CAPE TOWN (Reuters) - Veteran South African anti-apartheid activist Ahmed Kathrada, who was sentenced to life imprisonment with Nelson Mandela for treason, died on Tuesday after complications following surgery, his foundation said on Twitter.
"Ahmed Kathrada has passed on. Details to follow," the Kathrada Foundation said just before 6am local time (0400GMT).
Affectionately known as "Uncle Kathy", the 87-year-old liberation struggle stalwart was hospitalized in Johannesburg earlier in March after surgery to relieve blood clotting on the brain.
On Monday, the Foundation said his condition had deteriorated rapidly and was "serious" with pneumonia affecting both lungs.
Kathrada, who dedicated his life to fighting the racial injustice of white-minority rule, was also one of the most senior African National Congress (ANC) leaders to criticize President Jacob Zuma's presidency as allegations of government corruption and maladministration mounted.
Last year, Kathrada wrote an open letter calling on Zuma to resign as a series of scandals, from using taxpayers money to upgrade his rural Nkandla home to summarily firing former finance minister Nhlanhla Nene in 2015, rocked Africa's most industrialized economy.

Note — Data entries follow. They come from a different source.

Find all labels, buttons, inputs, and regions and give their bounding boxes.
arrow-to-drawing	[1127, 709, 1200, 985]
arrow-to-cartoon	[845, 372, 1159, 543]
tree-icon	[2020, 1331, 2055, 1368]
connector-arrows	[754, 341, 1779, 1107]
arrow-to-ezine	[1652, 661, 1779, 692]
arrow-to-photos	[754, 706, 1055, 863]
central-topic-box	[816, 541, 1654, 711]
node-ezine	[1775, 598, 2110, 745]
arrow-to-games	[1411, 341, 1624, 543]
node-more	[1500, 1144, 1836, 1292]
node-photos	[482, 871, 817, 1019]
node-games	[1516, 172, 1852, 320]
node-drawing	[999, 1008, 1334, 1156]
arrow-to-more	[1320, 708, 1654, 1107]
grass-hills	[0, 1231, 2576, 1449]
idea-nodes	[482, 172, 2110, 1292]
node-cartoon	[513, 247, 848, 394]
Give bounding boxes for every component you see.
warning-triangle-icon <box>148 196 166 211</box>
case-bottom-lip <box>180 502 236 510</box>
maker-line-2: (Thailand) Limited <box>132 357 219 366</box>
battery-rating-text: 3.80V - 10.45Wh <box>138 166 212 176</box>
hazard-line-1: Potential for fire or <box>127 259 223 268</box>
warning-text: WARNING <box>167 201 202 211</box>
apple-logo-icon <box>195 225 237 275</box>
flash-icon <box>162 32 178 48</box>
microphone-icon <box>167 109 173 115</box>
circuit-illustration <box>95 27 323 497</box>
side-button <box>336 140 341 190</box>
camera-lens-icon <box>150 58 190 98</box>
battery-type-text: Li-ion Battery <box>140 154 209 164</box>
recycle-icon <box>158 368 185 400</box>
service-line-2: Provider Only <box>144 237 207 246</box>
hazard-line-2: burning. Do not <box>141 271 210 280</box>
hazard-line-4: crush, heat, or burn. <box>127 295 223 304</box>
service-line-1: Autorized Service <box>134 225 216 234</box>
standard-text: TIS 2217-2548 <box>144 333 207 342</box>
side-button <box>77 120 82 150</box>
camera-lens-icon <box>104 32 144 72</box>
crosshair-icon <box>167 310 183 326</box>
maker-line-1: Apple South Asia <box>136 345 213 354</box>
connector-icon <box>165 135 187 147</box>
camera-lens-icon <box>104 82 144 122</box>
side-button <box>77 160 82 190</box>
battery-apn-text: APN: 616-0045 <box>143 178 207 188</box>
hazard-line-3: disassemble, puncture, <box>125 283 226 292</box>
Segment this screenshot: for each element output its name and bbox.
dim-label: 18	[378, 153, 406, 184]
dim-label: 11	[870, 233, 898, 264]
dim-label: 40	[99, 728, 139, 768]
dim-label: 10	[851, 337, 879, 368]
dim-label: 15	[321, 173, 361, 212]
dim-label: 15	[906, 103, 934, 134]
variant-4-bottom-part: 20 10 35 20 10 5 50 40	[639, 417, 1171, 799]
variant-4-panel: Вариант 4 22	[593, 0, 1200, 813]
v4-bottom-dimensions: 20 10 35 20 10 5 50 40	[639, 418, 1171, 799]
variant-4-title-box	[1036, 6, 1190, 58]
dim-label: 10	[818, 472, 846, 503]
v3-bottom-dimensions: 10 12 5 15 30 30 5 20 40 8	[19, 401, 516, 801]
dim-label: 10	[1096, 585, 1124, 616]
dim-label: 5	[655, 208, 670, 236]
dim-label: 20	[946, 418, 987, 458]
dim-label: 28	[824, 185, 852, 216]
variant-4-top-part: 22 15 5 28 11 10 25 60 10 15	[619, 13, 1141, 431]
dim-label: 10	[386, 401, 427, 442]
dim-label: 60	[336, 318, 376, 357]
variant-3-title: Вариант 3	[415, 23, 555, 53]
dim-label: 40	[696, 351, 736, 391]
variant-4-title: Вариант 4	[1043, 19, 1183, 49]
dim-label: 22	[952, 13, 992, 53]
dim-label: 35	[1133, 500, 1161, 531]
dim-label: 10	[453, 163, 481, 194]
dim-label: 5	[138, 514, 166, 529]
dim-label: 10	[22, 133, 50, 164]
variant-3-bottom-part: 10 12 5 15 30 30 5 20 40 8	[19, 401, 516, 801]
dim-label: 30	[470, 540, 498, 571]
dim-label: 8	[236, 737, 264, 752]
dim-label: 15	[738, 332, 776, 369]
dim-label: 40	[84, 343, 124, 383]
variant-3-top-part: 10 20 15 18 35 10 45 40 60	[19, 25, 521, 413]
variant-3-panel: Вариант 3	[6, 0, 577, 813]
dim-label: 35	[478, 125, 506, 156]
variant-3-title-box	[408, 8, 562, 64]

"I am not a political analyst, but I am now driven to ask: “Dear Comrade President, don’t you think your continued stay as President will only serve to deepen the crisis of confidence in the government of the country?," Kathrada said then.
Born to immigrant Indian parents in the small town of Schweizer-Reneke in the North West province just before the Great Depression in 1929, Kathrada became involved in politics at the age of 12 when he distributed leaflets for the Young Communist League of South Africa.
Following decades of activism, Kathrada was sentenced to life imprisonment and hard labor in 1964, together with seven other ANC luminaries such as Mandela, Walter Sisulu and Govan Mbeki, after a guilty verdict during the Rivonia treason trail.
Jailed at the age of 34, Kathrada spent the next 18 years at the maximum security section on apartheid's most notorious prison, Robben Island, a few miles offshore Cape Town city.
He was moved to Pollsmoor prison in 1982 and was released from jail on 15 October 1989 at the age of 60, having spent just over 26 years in jail for his anti-apartheid activities.